In fact members of the Church St. Paul founded in the city of Corinth kept asking— anxiously, “How are the dead raised? With is what kind of body do they come?” And St. Paul answers their anxious question by using a comparison: the picture of seed sown in the earth. Of the body buried and risen St. Paul says, “What is sown in the earth is perishable, what is raised is imperishable. It is sown in dishonor, it is raised in glory. It is sown in weakness, it is raised in power. It is sown a natural body, it is raised a spiritual body.”

And it is at this point that one so often finds confusion worse confounded because that word “spiritual” is one of the slipperiest, most easily misunderstood words there is! It can mean so many different things! And so today, just as in St. Paul’s day, when we people hear the word, “spiritual,” they jump to the conclusion, “If spiritual, then certainly not bodily.” But that conclusion contradicts everything we as Christians believe!

For us Christians spirit and body are by no means mutually exclusive, since God who is spirit in fact took on Himself from blessed Mary a body and has never put it aside— although that body born of Mary, crucified and buried, is now risen and wondrously changed in a way we can’t even begin to understand this side of our own resurrection. So when Saint Paul speaks of the resurrection body as a “spiritual body,” he doesn’t mean “not bodily at all”, but a body totally responsive to the Holy Spirit who, as we learned in our Catechism, “will on the last day raise me me and all the dead and give to me and all believers in Christ eternal life.”

The life we now know, this side of the resurrection— despite all its tragedies, sorrows, pains and absurdities, its own manifest injustices and intractable problems— is nevertheless God’s precious gift, full of joy and delight and wonderful surprise— truly a gift of love! And where there is so much love, there must be more, always more. And how do we know that? Because on the first day of the week the Lord of Love rose from the dead. And not only on Easter Day but every Lord’s Day we celebrate His glorious resurrection, receiving Him in that wonderful Sacrament which is me the sure Pledge of our own resurrection, as we hear in the dismissal from the Lord’s Table: “The Body and Blood of our Lord Jesus Christ strengthen and preserve you in body and soul to life everlasting.” And so here at the altar we know and truly receive our Savior’s hope-sustaining love.

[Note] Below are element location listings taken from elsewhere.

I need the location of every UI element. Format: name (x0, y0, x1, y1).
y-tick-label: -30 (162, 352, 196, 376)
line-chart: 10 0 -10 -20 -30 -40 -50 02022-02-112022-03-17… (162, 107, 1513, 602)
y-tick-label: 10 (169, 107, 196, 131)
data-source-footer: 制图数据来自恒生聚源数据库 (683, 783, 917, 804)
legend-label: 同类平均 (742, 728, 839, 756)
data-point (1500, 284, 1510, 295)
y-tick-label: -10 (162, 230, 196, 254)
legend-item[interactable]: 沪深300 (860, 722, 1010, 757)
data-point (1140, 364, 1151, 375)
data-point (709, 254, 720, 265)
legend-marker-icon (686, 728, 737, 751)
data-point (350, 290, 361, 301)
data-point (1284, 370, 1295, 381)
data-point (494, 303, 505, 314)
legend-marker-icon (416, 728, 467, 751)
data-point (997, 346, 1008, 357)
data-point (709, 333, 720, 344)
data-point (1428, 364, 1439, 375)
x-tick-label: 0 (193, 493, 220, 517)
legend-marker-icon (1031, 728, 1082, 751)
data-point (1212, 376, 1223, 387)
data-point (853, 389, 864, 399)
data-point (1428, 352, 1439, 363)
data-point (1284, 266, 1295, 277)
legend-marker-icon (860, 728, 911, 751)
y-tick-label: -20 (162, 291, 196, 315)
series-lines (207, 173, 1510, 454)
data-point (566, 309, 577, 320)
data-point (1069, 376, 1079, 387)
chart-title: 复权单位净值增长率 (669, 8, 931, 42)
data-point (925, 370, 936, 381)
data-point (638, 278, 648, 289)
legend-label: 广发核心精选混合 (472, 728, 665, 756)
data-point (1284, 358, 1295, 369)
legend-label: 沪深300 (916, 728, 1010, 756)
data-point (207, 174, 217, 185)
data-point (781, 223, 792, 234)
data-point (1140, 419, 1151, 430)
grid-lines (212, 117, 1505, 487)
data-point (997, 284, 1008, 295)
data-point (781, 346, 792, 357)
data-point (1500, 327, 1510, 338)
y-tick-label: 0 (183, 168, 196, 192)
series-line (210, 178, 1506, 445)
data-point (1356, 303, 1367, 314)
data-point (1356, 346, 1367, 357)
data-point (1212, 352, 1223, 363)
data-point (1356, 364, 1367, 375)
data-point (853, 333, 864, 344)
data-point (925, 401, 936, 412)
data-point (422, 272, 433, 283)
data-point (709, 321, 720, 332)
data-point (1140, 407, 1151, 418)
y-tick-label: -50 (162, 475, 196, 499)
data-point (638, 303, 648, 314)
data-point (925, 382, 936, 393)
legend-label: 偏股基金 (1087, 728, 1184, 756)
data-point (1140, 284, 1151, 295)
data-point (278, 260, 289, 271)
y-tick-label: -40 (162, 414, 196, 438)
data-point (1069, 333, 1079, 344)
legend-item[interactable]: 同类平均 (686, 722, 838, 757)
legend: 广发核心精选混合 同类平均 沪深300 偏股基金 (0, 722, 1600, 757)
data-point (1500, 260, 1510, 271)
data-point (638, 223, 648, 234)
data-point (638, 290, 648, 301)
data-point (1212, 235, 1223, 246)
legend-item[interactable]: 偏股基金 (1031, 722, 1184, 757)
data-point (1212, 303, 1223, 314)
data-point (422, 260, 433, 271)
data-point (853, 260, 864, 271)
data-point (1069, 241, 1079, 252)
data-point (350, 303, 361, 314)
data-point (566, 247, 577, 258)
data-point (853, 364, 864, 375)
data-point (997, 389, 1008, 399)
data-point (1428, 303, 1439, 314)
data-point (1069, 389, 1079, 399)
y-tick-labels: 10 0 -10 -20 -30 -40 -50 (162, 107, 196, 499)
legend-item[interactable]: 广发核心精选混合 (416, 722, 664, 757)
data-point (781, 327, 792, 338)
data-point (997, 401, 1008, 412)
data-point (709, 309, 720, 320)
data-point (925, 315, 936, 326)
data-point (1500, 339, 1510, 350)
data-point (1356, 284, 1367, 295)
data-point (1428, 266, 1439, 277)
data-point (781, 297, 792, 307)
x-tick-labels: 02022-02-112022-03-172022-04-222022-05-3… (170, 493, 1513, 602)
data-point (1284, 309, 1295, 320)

Preaching to some no doubt skeptical Oxford undergraduates about fifty years ago, Austin Farrer had this to say:

They think too little of [God’s] love who call this hope in question. Belief in this infinite and invaluable gift, this partaking of God’s eternity, is the acid-test of genuine faith. Leave this out of account, and you can can equivocate forever on God’s very existence: your talk of God can always be talk about the backside of nature, dressed in emotional rhetoric. But a God who reverses nature, who undoes death, that those in whom the likeness of His glory has faintly and fitfully shone may be drawn everlastingly into the heart of light and know Him as He is: This is a God indeed, a God Almighty, a God to be trusted, loved, and adored.

Saint John put it so simply: “Beloved, we are children now. But it does not yet appear what we shall be. But we know that when He appears we shall be like Him for we shall see Him as He is.”

And now the peace of God which passes all understanding keep your hearts and minds in Christ Jesus, to life everlasting. +Amen.